HABITUACIÓN, CUAL CEBOLLA RECIÉN PICADA – PARTE V

V.

Conocí a un hombre sabio

que siempre llevaba consigo un colador.

Era su colgante, su única reliquia

de una vida anterior.

Lo lucía orgulloso

sobre su pecho,

atado a una cuerda casi raída;

casi como él, casi descolorido,

pero vivo entre sus cuerdas palabras,

al igual que su hermano, el colador.

Lo utilizaba

cada vez que meaba

contra una pared cualquiera

mientras se salpicaba descuidado

sus deportivos ya rasgados.

Colaba entonces su propia orina,

librándola así de toda impureza.

Luego lameteaba su propia purga

antes de encender un cigarrillo,

uno de esos que mendiga muy digno

a cualquier fumador que se cruza en su camino.

Si el futuro al final resulta que existe,

ese era yo, entonces, una vez liberado mi lastre.

Hurga en mi herida

con una vara sucia de tu estima

hacia aquél que te idolatró

con excesiva vehemencia.

Ni siquiera me hace daño,

no siento el dolor físico,

no noto los pinchazos de tu ausencia;

me dejo llevar por la mansa corriente

de los días que pasan,

de cada segundo malgastado

en distracciones malsanas.

Si me detengo, me duele.

Si continúo, me hiere.

Si vivo, padezco,

y si padezco en ti,

resulta que soy humano,

a fin de cuentas.

Si me uno a la manifestación

de los sin Dios,

seré un descastado sin más;

pero si permanezco

atado y bien atado a mi propio desvarío,

entonces seré un descerebrado,

de ésos que luchan por lo que creen justo,

de ésos que se desviven por los demás,

de ésos que ocultan su egoísmo

tras las sombras en reuniones multitudinarias,

sin resultados aparentes,

sin cambiar para nada los vaivenes de este mundo loco.

Al menos ellos sí que saben lo que quieren,

lo que les mueve,

o quizá creen ciegamente que lo saben.

Yo, como el filósofo, no sé nada,

ni tengo conciencia,

ni la necesito apenas.

Basta una palabra tuya

para que me rinda sin condiciones.

Con sólo oírte respirar entrecortadamente,

me caigo del andamio de mi ego

para acabar estrellándome

contra el suelo de tu lúgubre displicencia.

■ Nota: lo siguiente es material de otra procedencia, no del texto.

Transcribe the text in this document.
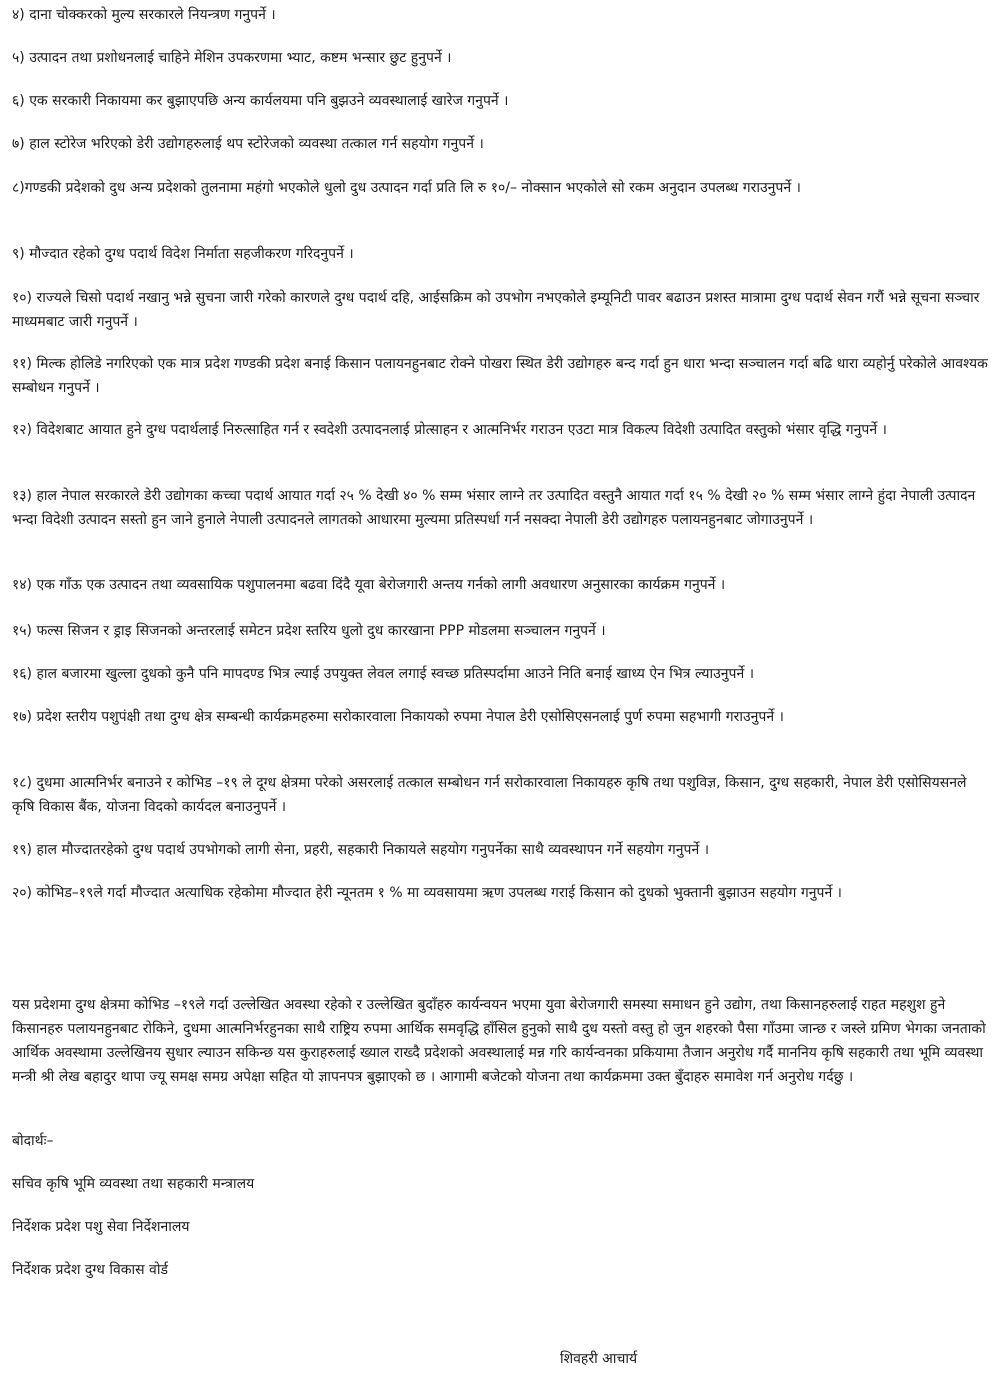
४) दाना चोक्करको मुल्य सरकारले नियन्त्रण गनुपर्ने ।

५) उत्पादन तथा प्रशोधनलाई चाहिने मेशिन उपकरणमा भ्याट, कष्टम भन्सार छुट हुनुपर्ने ।

६) एक सरकारी निकायमा कर बुझाएपछि अन्य कार्यलयमा पनि बुझउने व्यवस्थालाई खारेज गनुपर्ने ।

७) हाल स्टोरेज भरिएको डेरी उद्योगहरुलाई थप स्टोरेजको व्यवस्था तत्काल गर्न सहयोग गनुपर्ने ।

८)गण्डकी प्रदेशको दुध अन्य प्रदेशको तुलनामा महंगो भएकोले धुलो दुध उत्पादन गर्दा प्रति लि रु १०/– नोक्सान भएकोले सो रकम अनुदान उपलब्ध गराउनुपर्ने ।

९) मौज्दात रहेको दुग्ध पदार्थ विदेश निर्माता सहजीकरण गरिदनुपर्ने ।

१०) राज्यले चिसो पदार्थ नखानु भन्ने सुचना जारी गरेको कारणले दुग्ध पदार्थ दहि, आईसक्रिम को उपभोग नभएकोले इम्यूनिटी पावर बढाउन प्रशस्त मात्रामा दुग्ध पदार्थ सेवन गरौं भन्ने सूचना सञ्चार माध्यमबाट जारी गनुपर्ने ।

११) मिल्क होलिडे नगरिएको एक मात्र प्रदेश गण्डकी प्रदेश बनाई किसान पलायनहुनबाट रोक्ने पोखरा स्थित डेरी उद्योगहरु बन्द गर्दा हुन धारा भन्दा सञ्चालन गर्दा बढि धारा व्यहोर्नु परेकोले आवश्यक सम्बोधन गनुपर्ने ।

१२) विदेशबाट आयात हुने दुग्ध पदार्थलाई निरुत्साहित गर्न र स्वदेशी उत्पादनलाई प्रोत्साहन र आत्मनिर्भर गराउन एउटा मात्र विकल्प विदेशी उत्पादित वस्तुको भंसार वृद्धि गनुपर्ने ।

१३) हाल नेपाल सरकारले डेरी उद्योगका कच्चा पदार्थ आयात गर्दा २५ % देखी ४० % सम्म भंसार लाग्ने तर उत्पादित वस्तुनै आयात गर्दा १५ % देखी २० % सम्म भंसार लाग्ने हुंदा नेपाली उत्पादन भन्दा विदेशी उत्पादन सस्तो हुन जाने हुनाले नेपाली उत्पादनले लागतको आधारमा मुल्यमा प्रतिस्पर्धा गर्न नसक्दा नेपाली डेरी उद्योगहरु पलायनहुनबाट जोगाउनुपर्ने ।

१४) एक गाँऊ एक उत्पादन तथा व्यवसायिक पशुपालनमा बढवा दिंदै यूवा बेरोजगारी अन्तय गर्नको लागी अवधारण अनुसारका कार्यक्रम गनुपर्ने ।

१५) फल्स सिजन र ड्राइ सिजनको अन्तरलाई समेटन प्रदेश स्तरिय धुलो दुध कारखाना PPP मोडलमा सञ्चालन गनुपर्ने ।

१६) हाल बजारमा खुल्ला दुधको कुनै पनि मापदण्ड भित्र ल्याई उपयुक्त लेवल लगाई स्वच्छ प्रतिस्पर्दामा आउने निति बनाई खाध्य ऐन भित्र ल्याउनुपर्ने ।

१७) प्रदेश स्तरीय पशुपंक्षी तथा दुग्ध क्षेत्र सम्बन्धी कार्यक्रमहरुमा सरोकारवाला निकायको रुपमा नेपाल डेरी एसोसिएसनलाई पुर्ण रुपमा सहभागी गराउनुपर्ने ।

१८) दुधमा आत्मनिर्भर बनाउने र कोभिड –१९ ले दूग्ध क्षेत्रमा परेको असरलाई तत्काल सम्बोधन गर्न सरोकारवाला निकायहरु कृषि तथा पशुविज्ञ, किसान, दुग्ध सहकारी, नेपाल डेरी एसोसियसनले कृषि विकास बैंक, योजना विदको कार्यदल बनाउनुपर्ने ।

१९) हाल मौज्दातरहेको दुग्ध पदार्थ उपभोगको लागी सेना, प्रहरी, सहकारी निकायले सहयोग गनुपर्नेका साथै व्यवस्थापन गर्ने सहयोग गनुपर्ने ।

२०) कोभिड–१९ले गर्दा मौज्दात अत्याधिक रहेकोमा मौज्दात हेरी न्यूनतम १ % मा व्यवसायमा ऋण उपलब्ध गराई किसान को दुधको भुक्तानी बुझाउन सहयोग गनुपर्ने ।

यस प्रदेशमा दुग्ध क्षेत्रमा कोभिड –१९ले गर्दा उल्लेखित अवस्था रहेको र उल्लेखित बुदाँहरु कार्यन्वयन भएमा युवा बेरोजगारी समस्या समाधन हुने उद्योग, तथा किसानहरुलाई राहत महशुश हुने किसानहरु पलायनहुनबाट रोकिने, दुधमा आत्मनिर्भरहुनका साथै राष्ट्रिय रुपमा आर्थिक समवृद्धि हाँसिल हुनुको साथै दुध यस्तो वस्तु हो जुन शहरको पैसा गाँउमा जान्छ र जस्ले ग्रमिण भेगका जनताको आर्थिक अवस्थामा उल्लेखिनय सुधार ल्याउन सकिन्छ यस कुराहरुलाई ख्याल राख्दै प्रदेशको अवस्थालाई मन्न गरि कार्यन्वनका प्रकियामा तैजान अनुरोध गर्दै माननिय कृषि सहकारी तथा भूमि व्यवस्था मन्त्री श्री लेख बहादुर थापा ज्यू समक्ष समग्र अपेक्षा सहित यो ज्ञापनपत्र बुझाएको छ । आगामी बजेटको योजना तथा कार्यक्रममा उक्त बुँदाहरु समावेश गर्न अनुरोध गर्दछु ।

बोदार्थः–

सचिव कृषि भूमि व्यवस्था तथा सहकारी मन्त्रालय

निर्देशक प्रदेश पशु सेवा निर्देशनालय

निर्देशक प्रदेश दुग्ध विकास वोर्ड

शिवहरी आचार्य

Esta ventisca no me deja salir.

Me quedaré encerrado aquí,

sin ver a nadie,

sin encender siquiera una luz por las noches.

Aún reflejo signos de vida,

que no es miseria.

Aquel pensamiento positivo, salvador,

se ha diluido en el poso

de tantas tazas de café en días acumuladas;

sucias, sin necesidad de visitar

a su amiga agua.

Me sirvo otro sobre tu taza favorita,

aquella de los ositos navideños, ¿te acuerdas?,

e intento en vano que desaparezcas

mezclada con los frutos del café cargado,

de las cuatro cucharadas de azúcar,

de mi maldito insomnio,

de mis deseos de no cerrar jamás los ojos,

de mis deseos de facilitarles el trabajo a los cuervos

de tu traición sin límites.

Si piensas que me voy a hundir

en mi propio vómito,

estás muy equivocada.

Mi discurso, mi actitud ante mis monstruos,

van a cambiar radicalmente.

Mañana amanecerá,

y yo amaneceré con ella, con el alba,

y seré otro “YO”,

uno transfigurado,

irreconocible,

celosamente despreciable ante los grilletes

a los que tú crees haberme encadenado

de por vida.

Inútil, ya lo sabes, soy absolutamente inútil,

y eso te ciega, mientras que a mí…

a mí me produce una eterna sensación de felicidad.